In a single large plot you’ll need to introduce flowering and fragrant plants if you want your veggies to benefit from a more balanced ecology that includes plants that attract beneficial predator insects and that confuses the insects that you’d like to stay away from your veggies. But smaller plots integrated in various parts of your garden will likely end up living and growing next to flowering and fragrant plants that are already part of your gardening palate.
At least that’s been my experience in fitting in small vegetable plots wherever the garden will accommodate them. And there is actually an efficiency upside here too – introducing beneficial and companion plants into a large single plot means less space for the veggies, but when those plants are already adjacent to your new small bed, you can concentrate on just the edibles.
I like to think that my multiplicity of mini-plots spreads my gardening risks but also my gardening joy.

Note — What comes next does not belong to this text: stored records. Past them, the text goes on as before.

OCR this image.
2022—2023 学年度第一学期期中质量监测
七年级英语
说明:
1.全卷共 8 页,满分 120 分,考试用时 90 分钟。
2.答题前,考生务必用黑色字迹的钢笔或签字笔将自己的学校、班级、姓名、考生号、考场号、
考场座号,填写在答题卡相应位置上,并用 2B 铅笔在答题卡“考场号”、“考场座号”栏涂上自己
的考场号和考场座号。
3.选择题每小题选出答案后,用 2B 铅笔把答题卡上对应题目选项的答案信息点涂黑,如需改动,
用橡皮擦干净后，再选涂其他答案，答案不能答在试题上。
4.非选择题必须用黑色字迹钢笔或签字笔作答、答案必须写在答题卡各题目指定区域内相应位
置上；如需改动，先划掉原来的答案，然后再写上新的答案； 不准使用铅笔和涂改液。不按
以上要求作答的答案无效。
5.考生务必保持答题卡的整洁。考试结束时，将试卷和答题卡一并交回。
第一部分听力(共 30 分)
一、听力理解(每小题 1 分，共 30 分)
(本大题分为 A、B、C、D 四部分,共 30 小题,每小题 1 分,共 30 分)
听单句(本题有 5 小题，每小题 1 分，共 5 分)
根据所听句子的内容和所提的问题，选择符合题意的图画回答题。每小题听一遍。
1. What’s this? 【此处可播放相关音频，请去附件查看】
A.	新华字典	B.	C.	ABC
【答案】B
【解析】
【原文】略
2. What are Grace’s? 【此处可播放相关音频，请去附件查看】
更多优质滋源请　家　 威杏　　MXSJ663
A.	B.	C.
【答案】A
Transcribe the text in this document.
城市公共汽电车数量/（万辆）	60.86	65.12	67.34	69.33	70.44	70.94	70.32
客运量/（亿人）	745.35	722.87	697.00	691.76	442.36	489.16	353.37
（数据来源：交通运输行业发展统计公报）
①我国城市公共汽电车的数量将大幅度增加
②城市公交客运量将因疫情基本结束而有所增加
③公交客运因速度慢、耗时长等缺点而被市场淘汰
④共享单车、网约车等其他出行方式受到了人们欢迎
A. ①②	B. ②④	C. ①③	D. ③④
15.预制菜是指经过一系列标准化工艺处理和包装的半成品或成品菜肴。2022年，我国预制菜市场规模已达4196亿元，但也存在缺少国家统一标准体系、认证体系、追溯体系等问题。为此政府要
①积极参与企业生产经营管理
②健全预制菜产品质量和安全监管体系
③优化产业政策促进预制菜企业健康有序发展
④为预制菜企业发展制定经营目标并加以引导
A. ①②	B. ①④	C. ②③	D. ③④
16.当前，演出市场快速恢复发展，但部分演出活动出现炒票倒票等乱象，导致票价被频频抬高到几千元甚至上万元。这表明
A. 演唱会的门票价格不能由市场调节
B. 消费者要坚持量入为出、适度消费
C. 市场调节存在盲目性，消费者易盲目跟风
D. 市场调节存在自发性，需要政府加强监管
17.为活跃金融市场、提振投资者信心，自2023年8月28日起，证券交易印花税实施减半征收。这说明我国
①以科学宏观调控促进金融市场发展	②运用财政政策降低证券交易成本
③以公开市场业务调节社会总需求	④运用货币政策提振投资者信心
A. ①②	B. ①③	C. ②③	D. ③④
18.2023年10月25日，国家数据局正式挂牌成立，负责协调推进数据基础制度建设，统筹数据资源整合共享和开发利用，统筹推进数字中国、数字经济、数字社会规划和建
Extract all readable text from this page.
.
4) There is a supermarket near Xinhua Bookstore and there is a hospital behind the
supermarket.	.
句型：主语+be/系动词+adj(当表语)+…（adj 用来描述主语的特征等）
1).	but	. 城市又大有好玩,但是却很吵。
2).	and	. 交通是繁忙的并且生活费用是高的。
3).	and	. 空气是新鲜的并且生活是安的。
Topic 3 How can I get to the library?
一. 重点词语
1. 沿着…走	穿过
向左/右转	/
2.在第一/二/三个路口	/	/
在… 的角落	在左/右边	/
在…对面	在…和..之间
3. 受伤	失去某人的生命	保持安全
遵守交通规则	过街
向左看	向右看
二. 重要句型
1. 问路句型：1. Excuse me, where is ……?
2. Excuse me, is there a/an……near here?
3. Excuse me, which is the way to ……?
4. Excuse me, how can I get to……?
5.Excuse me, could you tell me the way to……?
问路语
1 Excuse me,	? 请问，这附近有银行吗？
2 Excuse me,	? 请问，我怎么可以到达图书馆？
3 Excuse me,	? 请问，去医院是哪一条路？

There is something exciting about seeing part of tomorrow’s lunch or dinner sitting in a nook and cranny as you walk round the next garden corner.
Yet it is not really the accumulated advantages that have seen me choose this course of vegetable growing. It is an approach that I’ve moved to out of necessity.
If like me you face a situation where a large backyard plot simply does not make sense where you live, you might find this hodge podge approach merits some attention. But as with all things gardening, see if you can get some good initial results on a couple of beds before you go quite as over the top with this style of vegetable growing as I have!









What a great read Robert. Gardening in an urban setting has many challenges but as you have described sometime this can lead to an inventive way of using your space. I also have "little gardens" dotted around my section so that I can use as much ground as possible for growing. I suppose they are micro-microclimates?
I enjoyed the read and you are right it does have it's merits when it comes to diversity and learning about the different conditions suitable for different plants!